Hard Times (1975)

Hard Times (1975), directed by Walter Hill.

(A revision of an earlier review in honor of the Twilight Time Blu-ray).

Aka Street Fighter.

Brutal bare-knuckles boxing story set in depression-era New Orleans. It's more like brawling: no rules other than empty hands and don't hit a man when down. The men strip to the waist and fight in their street clothes.

Walter Hill's first picture; an auspicious beginning. No frills, bare bones, just an authentically sad and grimy 1930s look to everything.

Chaney (Charles Bronson) drifts into town, just looking for a way to make some money. Speed (James Coburn), a gambler and fight promoter, becomes his partner. He's not quite as smart as he thinks he is, or maybe it is just an attitude and gambling problem. He talks too much and at the wrong time. He never does figure Chaney out. Chaney has to ponder whether money really is everything before it is over.
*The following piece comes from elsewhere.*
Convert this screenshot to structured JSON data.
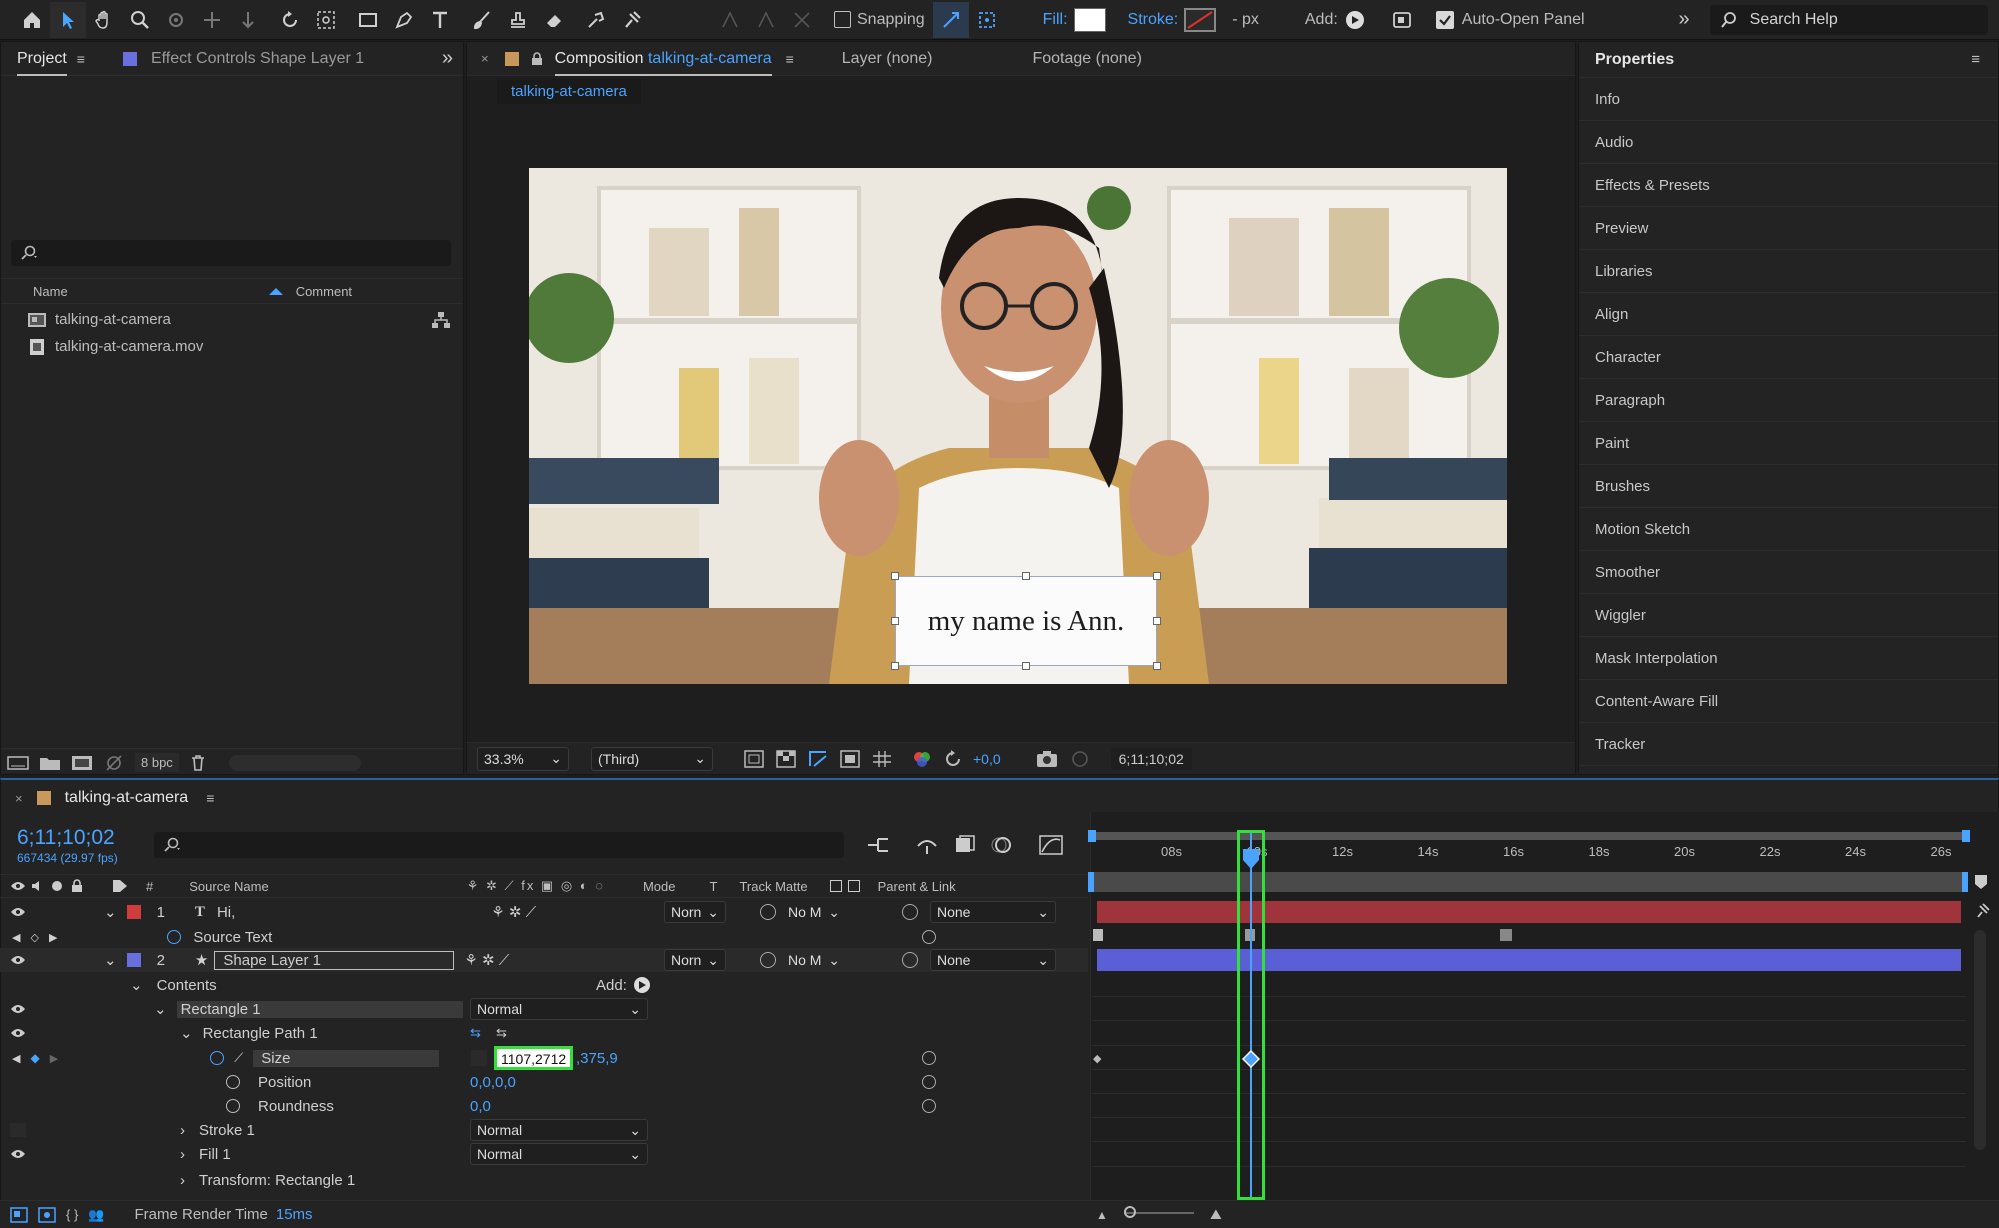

Strother Martin is Poe, a fight "doctor". Two years of medical school and a weakness for opium. He has some great lines:


[Introducing the fighter] That's Chaney. He don't say much.

[Sadly, when some losing gamblers won't pay up] Somebody always shows up with a gun.

[Cautioning his partner in a tense situation] Steady on, Speed. These boys are not refined.

Jill Ireland, Bronson's real-life wife, is a tentative romantic interest. It can't last: she has a husband in prison and needs someone more reliable than Chaney for "right now".

It's hard to believe that Bronson is 54 years old in this picture. He still looks like he's made of iron, although the director said he was smoking and didn't have much wind. Some of his fans think this is his best film. He still has that laconic manner and immobile face, but somehow projects a deeply conflicted nature: proud and self-sufficient but lonely and without purpose.

Looking at his biography: Bronson started in the coal mines. In WW2 he was a B-29 tail gunner, flew 25 missions and had a Purple Heart.

I think real bare-knuckles boxing would produce much more blood. In England, Regency sportsmen called it "claret" and the fighters were covered head to toe.

Clint Eastwood played a bare-knuckles boxer in his two monkey movies made just after this: maybe inspired by it?

The original US DVD release was a flipper with 4:3 pan & scan on one side and widescreen (anamorphic, I'm told) on the other. The reissue was 4:3 pan & scan only. Isn't that infuriating? The original aspect ratio is 2.35:1 so cropping it to 1.33:1 is a crime. Rather than take the risk that the seller of a used disc might not be aware of the differences, I imported an anamorphic PAL region 2 version.

But the Twilight Time limited edition Blu-ray obsoletes the DVDs now. Isolated score. Not a showpiece by current standards, but I'm very pleased with the image. Huge upgrade over the DVDs. Skin tones look a bit white to me, but apart from Frank McRae these are all pale people.

Also available on Amazon streaming but I don't know about the quality.